The one he presents to Pepper looks delicious, brimming with delicately sautéed mushrooms. I know you’ll enjoy this recipe from our archives. 

For today’s feature we will have to seek Tony’s ever persistent rival, Justin Hammer, who wines and dines Stark’s Nemesis Whiplash to win him to his side. His dessert of choice features Italian ice cream, but true to Hammer’s casual way with authenticity, his is flown in from California.

Our recipe combines espresso ice cream with Italian Tiramisu in a frozen presentation. Delizioso!

Ice Cream Tiramisu Cake


  • 1 cup white sugar
  • 2/3 cup water
  • 1 1/2 cups brewed espresso
  • 1/3 cup coffee flavored liqueur
  • 1 (9 inch) sponge cake
  • 1/4 cup finely ground espresso beans
  • 2 pints espresso ice cream
  • 2 pints coffee ice cream


In a small saucepan over medium heat, combine sugar and water. Bring to a boil, then remove from heat and stir in espresso and coffee liqueur. Let cool completely.
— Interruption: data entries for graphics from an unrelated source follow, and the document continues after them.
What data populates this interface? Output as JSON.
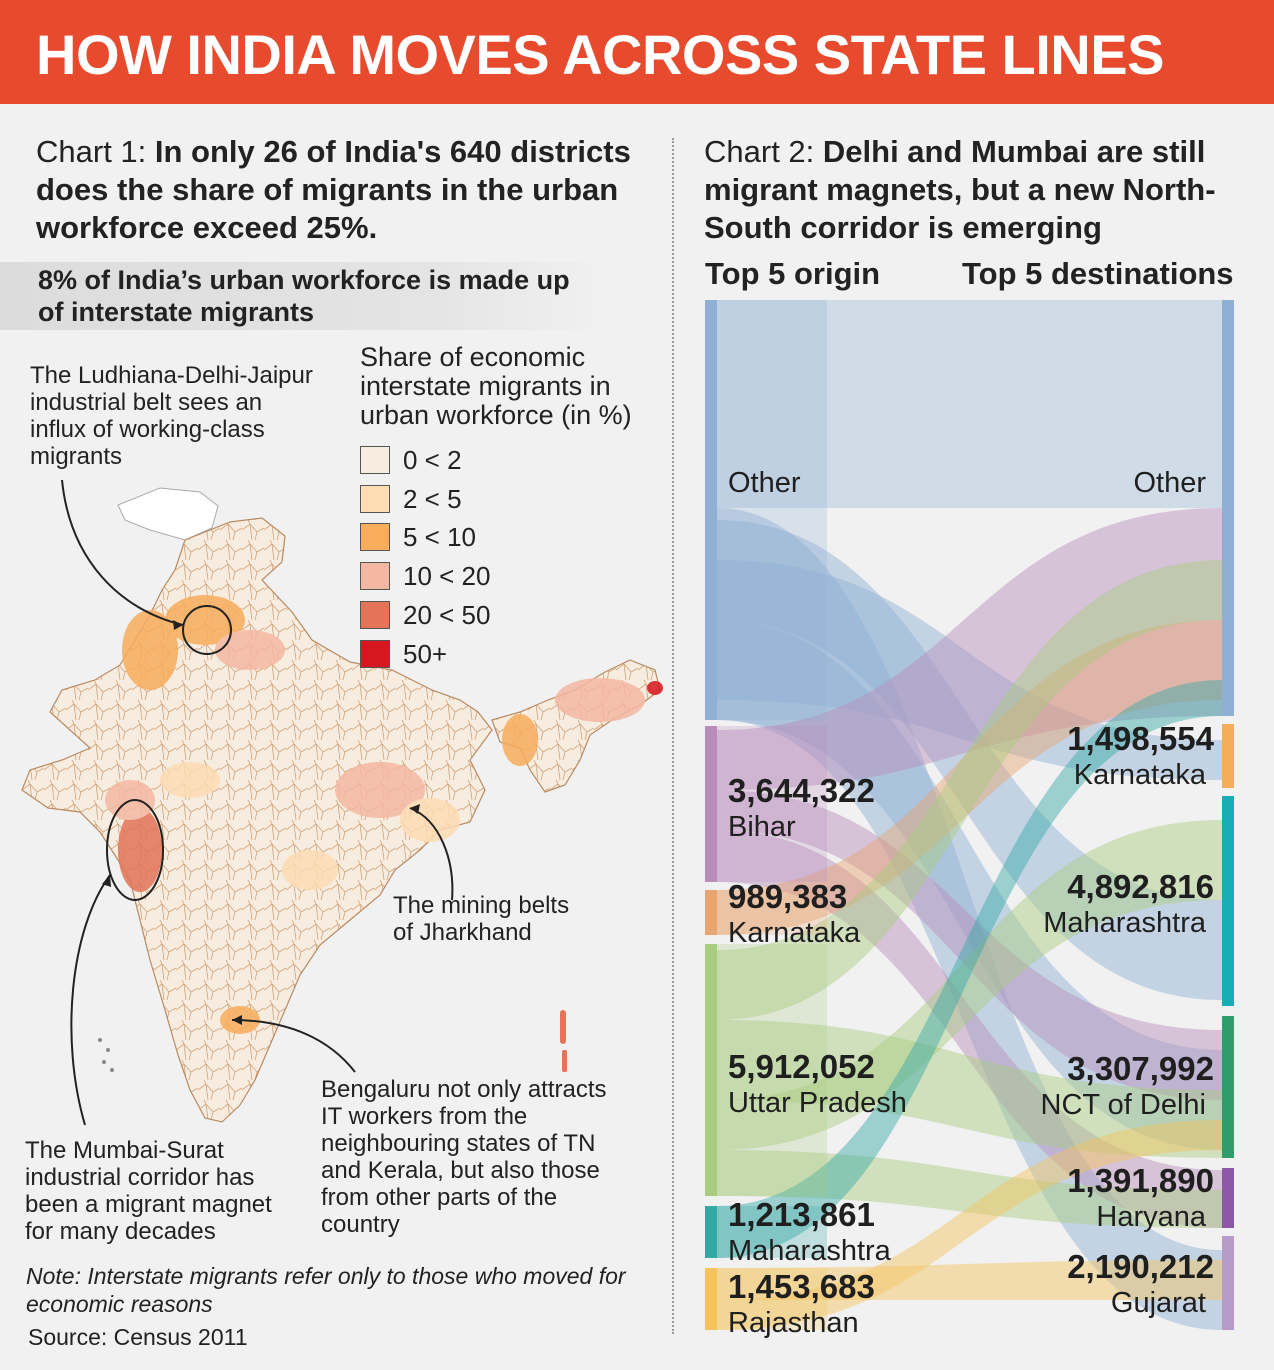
{
  "title": "HOW INDIA MOVES ACROSS STATE LINES",
  "chart1": {
    "lead": "Chart 1: ",
    "heading": "In only 26 of India's 640 districts does the share of migrants in the urban workforce exceed 25%.",
    "stat": "8% of India’s urban workforce is made up of interstate migrants",
    "legend_title": "Share of economic interstate migrants in urban workforce (in %)",
    "legend": [
      {
        "label": "0 < 2",
        "color": "#f7ece0"
      },
      {
        "label": "2 < 5",
        "color": "#fddcb4"
      },
      {
        "label": "5 < 10",
        "color": "#f8ad5c"
      },
      {
        "label": "10 < 20",
        "color": "#f4b8a2"
      },
      {
        "label": "20 < 50",
        "color": "#e37458"
      },
      {
        "label": "50+",
        "color": "#d7171f"
      }
    ],
    "annotations": {
      "ludhiana": "The Ludhiana-Delhi-Jaipur industrial belt sees an influx of working-class migrants",
      "mining": "The mining belts of Jharkhand",
      "mumbai": "The Mumbai-Surat industrial corridor has been a migrant magnet for many decades",
      "bengaluru": "Bengaluru not only attracts IT workers from the neighbouring states of TN and Kerala, but also those from other parts of the country"
    },
    "note": "Note: Interstate migrants refer only to those who moved for economic reasons",
    "source": "Source: Census 2011"
  },
  "chart2": {
    "lead": "Chart 2: ",
    "heading": "Delhi and Mumbai are still migrant magnets, but a new North-South corridor is emerging",
    "origin_header": "Top 5 origin",
    "destination_header": "Top 5 destinations"
  },
  "chart_data": {
    "type": "sankey",
    "origins": [
      {
        "name": "Other",
        "value": null,
        "color": "#8fb0d4"
      },
      {
        "name": "Bihar",
        "value": "3,644,322",
        "color": "#b98cba"
      },
      {
        "name": "Karnataka",
        "value": "989,383",
        "color": "#e8a570"
      },
      {
        "name": "Uttar Pradesh",
        "value": "5,912,052",
        "color": "#a9cc7f"
      },
      {
        "name": "Maharashtra",
        "value": "1,213,861",
        "color": "#33a9a6"
      },
      {
        "name": "Rajasthan",
        "value": "1,453,683",
        "color": "#f5c35a"
      }
    ],
    "destinations": [
      {
        "name": "Other",
        "value": null,
        "color": "#8fb0d4"
      },
      {
        "name": "Karnataka",
        "value": "1,498,554",
        "color": "#f6ad5b"
      },
      {
        "name": "Maharashtra",
        "value": "4,892,816",
        "color": "#18acb7"
      },
      {
        "name": "NCT of Delhi",
        "value": "3,307,992",
        "color": "#2f9c6b"
      },
      {
        "name": "Haryana",
        "value": "1,391,890",
        "color": "#8c59a8"
      },
      {
        "name": "Gujarat",
        "value": "2,190,212",
        "color": "#b79bc9"
      }
    ]
  }
}
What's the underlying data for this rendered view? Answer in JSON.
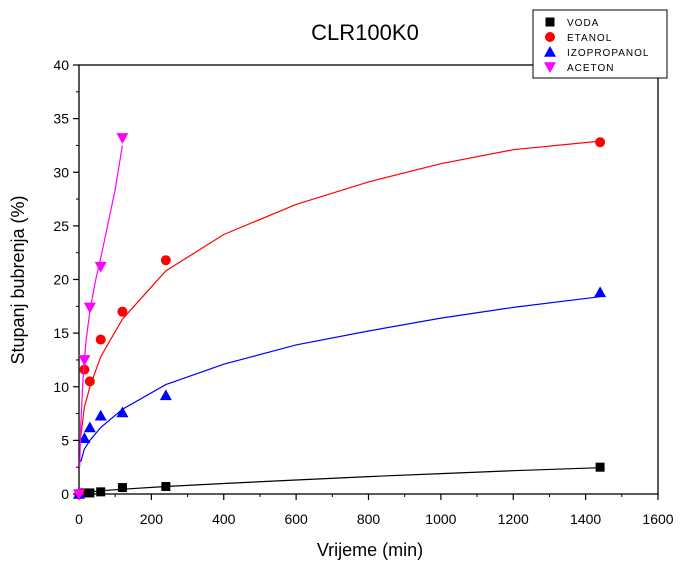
{
  "chart_data": {
    "type": "scatter",
    "title": "CLR100K0",
    "xlabel": "Vrijeme (min)",
    "ylabel": "Stupanj bubrenja (%)",
    "xlim": [
      0,
      1600
    ],
    "ylim": [
      0,
      40
    ],
    "x_ticks": [
      "0",
      "200",
      "400",
      "600",
      "800",
      "1000",
      "1200",
      "1400",
      "1600"
    ],
    "y_ticks": [
      "0",
      "5",
      "10",
      "15",
      "20",
      "25",
      "30",
      "35",
      "40"
    ],
    "grid": false,
    "legend_position": "top-right",
    "series": [
      {
        "name": "VODA",
        "color": "#000000",
        "marker": "square",
        "x": [
          0,
          15,
          30,
          60,
          120,
          240,
          1440
        ],
        "y": [
          0,
          0.1,
          0.1,
          0.2,
          0.6,
          0.7,
          2.5
        ],
        "fit_x": [
          5,
          20,
          60,
          120,
          240,
          400,
          600,
          800,
          1000,
          1200,
          1440
        ],
        "fit_y": [
          0.1,
          0.17,
          0.3,
          0.45,
          0.7,
          0.98,
          1.31,
          1.62,
          1.9,
          2.17,
          2.45
        ]
      },
      {
        "name": "ETANOL",
        "color": "#ff0000",
        "marker": "circle",
        "x": [
          0,
          15,
          30,
          60,
          120,
          240,
          1440
        ],
        "y": [
          0,
          11.6,
          10.5,
          14.4,
          17.0,
          21.8,
          32.8
        ],
        "fit_x": [
          5,
          15,
          30,
          60,
          120,
          240,
          400,
          600,
          800,
          1000,
          1200,
          1440
        ],
        "fit_y": [
          5.4,
          8.1,
          10.0,
          12.8,
          16.3,
          20.8,
          24.2,
          27.0,
          29.1,
          30.8,
          32.1,
          32.9
        ]
      },
      {
        "name": "IZOPROPANOL",
        "color": "#0000ff",
        "marker": "triangle-up",
        "x": [
          0,
          15,
          30,
          60,
          120,
          240,
          1440
        ],
        "y": [
          0,
          5.2,
          6.2,
          7.3,
          7.6,
          9.2,
          18.8
        ],
        "fit_x": [
          5,
          15,
          30,
          60,
          120,
          240,
          400,
          600,
          800,
          1000,
          1200,
          1440
        ],
        "fit_y": [
          3.0,
          4.2,
          5.0,
          6.2,
          7.9,
          10.2,
          12.1,
          13.9,
          15.2,
          16.4,
          17.4,
          18.4
        ]
      },
      {
        "name": "ACETON",
        "color": "#ff00ff",
        "marker": "triangle-down",
        "x": [
          0,
          15,
          30,
          60,
          120
        ],
        "y": [
          0,
          12.5,
          17.4,
          21.2,
          33.2
        ],
        "fit_x": [
          2,
          5,
          10,
          15,
          20,
          30,
          45,
          60,
          80,
          100,
          120
        ],
        "fit_y": [
          2.5,
          6.5,
          10.0,
          12.6,
          14.4,
          17.1,
          19.8,
          22.0,
          25.2,
          28.4,
          32.5
        ]
      }
    ]
  }
}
Split the sponge cake in half horizontally to make two layers. Place bottom layer in a serving dish. Brush with 3/4 cup coffee syrup. Sprinkle 2 tablespoons ground espresso evenly over surface of cake. Beat the espresso ice cream with the paddle attachment of an electric mixer until spreadable. Spread over bottom cake layer. Place the top cake layer over the ice cream. Brush with remaining coffee syrup. Place in freezer 30 minutes.

Beat the coffee ice cream until spreadable. Spread the ice cream over the frozen cake, and swirl to make pretty. Return cake to freezer until firm.